Thanksgiving is a time to pause, reflect and be thankful. Unlike other holidays, it's not about the gifts, the giving or the getting, but about appreciation and gratitude.
This week, I have been reflecting on the many things for which I am thankful: family, friends, pets, home, church and school. But I am also thankful to be a citizen of the United States, and am thankful for the leaders that our country has had throughout our history: President George Washington, President Thomas Jefferson, President Abraham Lincoln, President Theodore Roosevelt, the Rev. Martin Luther King Jr. and President Ronald Reagan, to name just a few.
It's easy to forget, in our own personal times of trial, that we, the American people, have been through much greater trials before. But it's helpful to recall and be thankful for those who have come before us and led us through times of trial, to learn from them and gather strength and inspiration. That's why I wrote "The Essential American: 25 Documents and Speeches that Every American Should Own."
This collection is a compilation of our nation's great documents and speeches. As each one is introduced, its history, landscape and impact are presented so the reader views the events within a framework.

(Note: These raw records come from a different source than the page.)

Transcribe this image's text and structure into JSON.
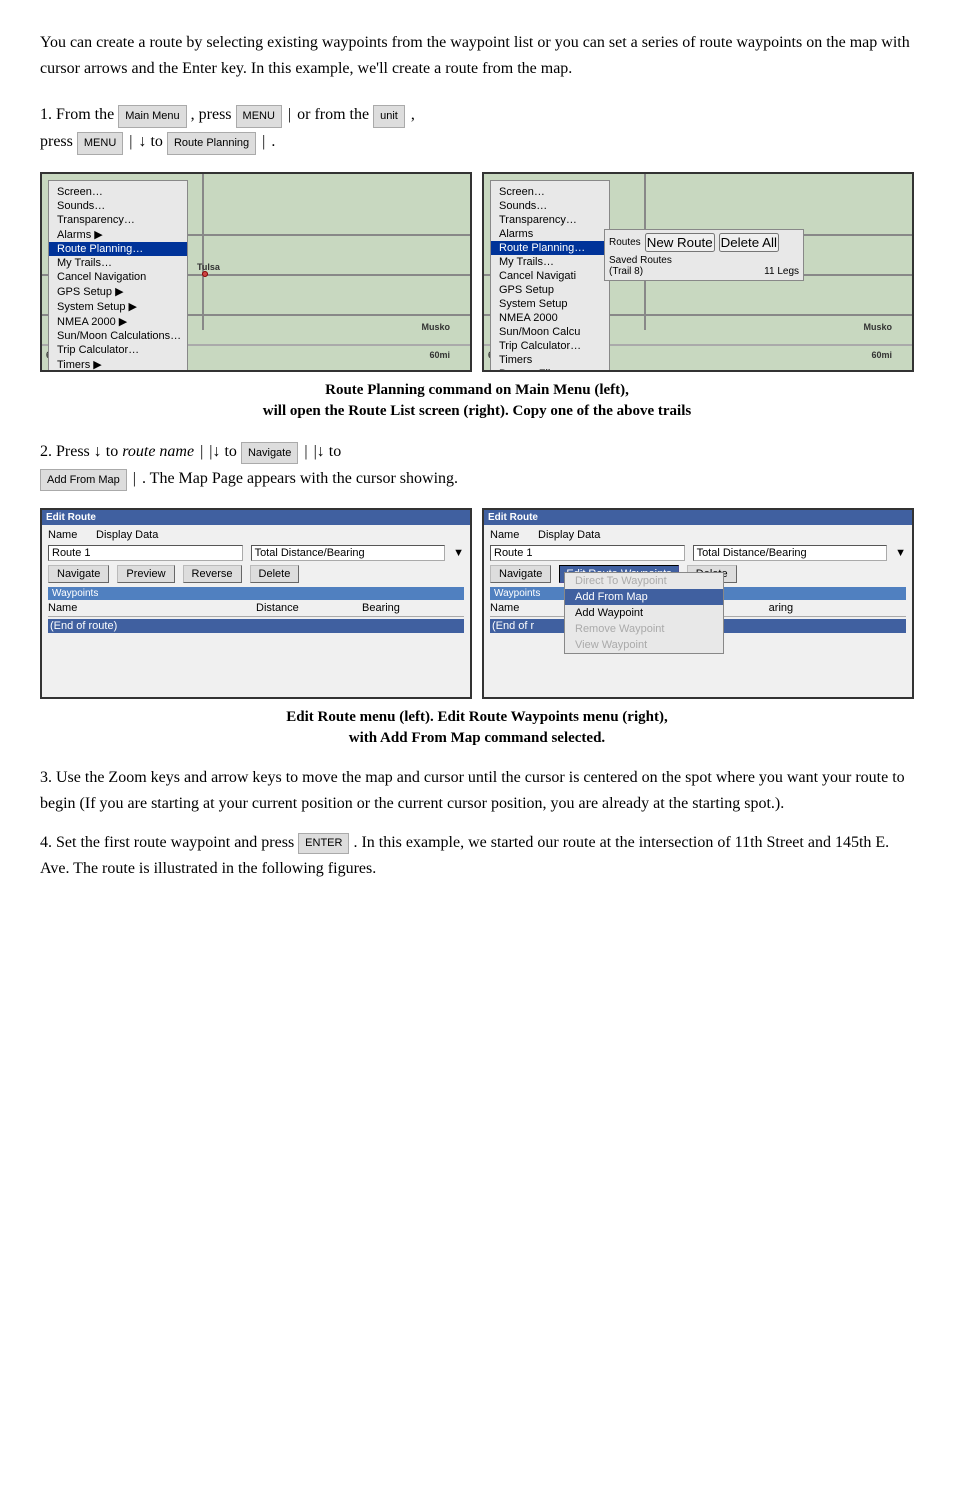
{
  "intro": {
    "text": "You can create a route by selecting existing waypoints from the waypoint list or you can set a series of route waypoints on the map with cursor arrows and the Enter key. In this example, we'll create a route from the map."
  },
  "step1": {
    "number": "1.",
    "text_a": "From the",
    "text_b": ", press",
    "text_c": "or from the",
    "text_d": ", press",
    "text_e": "↓ to",
    "text_f": "."
  },
  "screenshot_caption_1": {
    "line1": "Route Planning command on Main Menu (left),",
    "line2": "will open the Route List screen (right). Copy one of the above trails"
  },
  "step2": {
    "number": "2.",
    "text_a": "Press ↓ to",
    "italic": "route name",
    "text_b": "|",
    "text_c": "|↓ to",
    "text_d": "|",
    "text_e": "|↓ to",
    "text_f": "|",
    "text_g": ". The Map Page appears with the cursor showing."
  },
  "edit_route_left": {
    "title": "Edit Route",
    "name_label": "Name",
    "display_label": "Display Data",
    "name_value": "Route 1",
    "display_value": "Total Distance/Bearing",
    "btn_navigate": "Navigate",
    "btn_preview": "Preview",
    "btn_reverse": "Reverse",
    "btn_delete": "Delete",
    "waypoints_header": "Waypoints",
    "col_name": "Name",
    "col_distance": "Distance",
    "col_bearing": "Bearing",
    "row1": "(End of route)"
  },
  "edit_route_right": {
    "title": "Edit Route",
    "name_label": "Name",
    "display_label": "Display Data",
    "name_value": "Route 1",
    "display_value": "Total Distance/Bearing",
    "btn_navigate": "Navigate",
    "waypoints_label": "Edit Route Waypoints",
    "btn_delete": "Delete",
    "waypoints_header": "Waypoints",
    "col_name": "Name",
    "col_bearing": "aring",
    "row1": "(End of r",
    "popup_items": [
      {
        "label": "Direct To Waypoint",
        "type": "disabled"
      },
      {
        "label": "Add From Map",
        "type": "highlighted"
      },
      {
        "label": "Add Waypoint",
        "type": "normal"
      },
      {
        "label": "Remove Waypoint",
        "type": "disabled"
      },
      {
        "label": "View Waypoint",
        "type": "disabled"
      }
    ]
  },
  "caption_2": {
    "line1": "Edit Route menu (left). Edit Route Waypoints menu (right),",
    "line2": "with Add From Map command selected."
  },
  "step3": {
    "number": "3.",
    "text": "Use the Zoom keys and arrow keys to move the map and cursor until the cursor is centered on the spot where you want your route to begin (If you are starting at your current position or the current cursor position, you are already at the starting spot.)."
  },
  "step4": {
    "number": "4.",
    "text_a": "Set the first route waypoint and press",
    "text_b": ". In this example, we started our route at the intersection of 11th Street and 145th E. Ave. The route is illustrated in the following figures."
  },
  "menu_items_left": [
    "Screen…",
    "Sounds…",
    "Transparency…",
    "Alarms",
    "Route Planning…",
    "My Trails…",
    "Cancel Navigation",
    "GPS Setup",
    "System Setup",
    "NMEA 2000",
    "Sun/Moon Calculations…",
    "Trip Calculator…",
    "Timers",
    "Browse Files…"
  ],
  "route_list_label": "Routes",
  "route_new_btn": "New Route",
  "route_delete_btn": "Delete All",
  "saved_routes_label": "Saved Routes",
  "trail_label": "(Trail 8)",
  "legs_label": "11 Legs"
}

This collection starts with the speech by Patrick Henry that coined the now famous line, "Give me liberty or give me death." It includes seven pieces from the founding of our nation and four from the Civil War. The most recent piece is President George W. Bush's speech from the well of the House of Representatives after the attack of Sept. 11.
The selections have common themes: faith, perseverance and hope.
My favorite selection is President Abraham Lincoln's second inaugural address. Lincoln's slogan for his second presidential race, in 1864, was, "No peace without victory." A former Union general, George McClellan, ran against him, calling for immediate peace. While Lincoln wanted peace, he knew that to save the Union he had to have victory first. News that Atlanta had fallen to Gen. William Sherman on Sept. 3 provided a surge for Lincoln's campaign and resulted in the prevailing belief that the war could be won.
Two months later, the voters elected Lincoln to a second term. Biographer Ronald White Jr. wrote, "They believe in him."
The president issued the Emancipation Proclamation after asking for a sign from God. The sign he was seeking, he believed, was the Union Army's victory at Antietam. By the time of his second inaugural, Lincoln understood that he was an instrument in a larger contest to be determined by God. This belief that God was in charge of the outcome was echoed throughout his second inaugural address.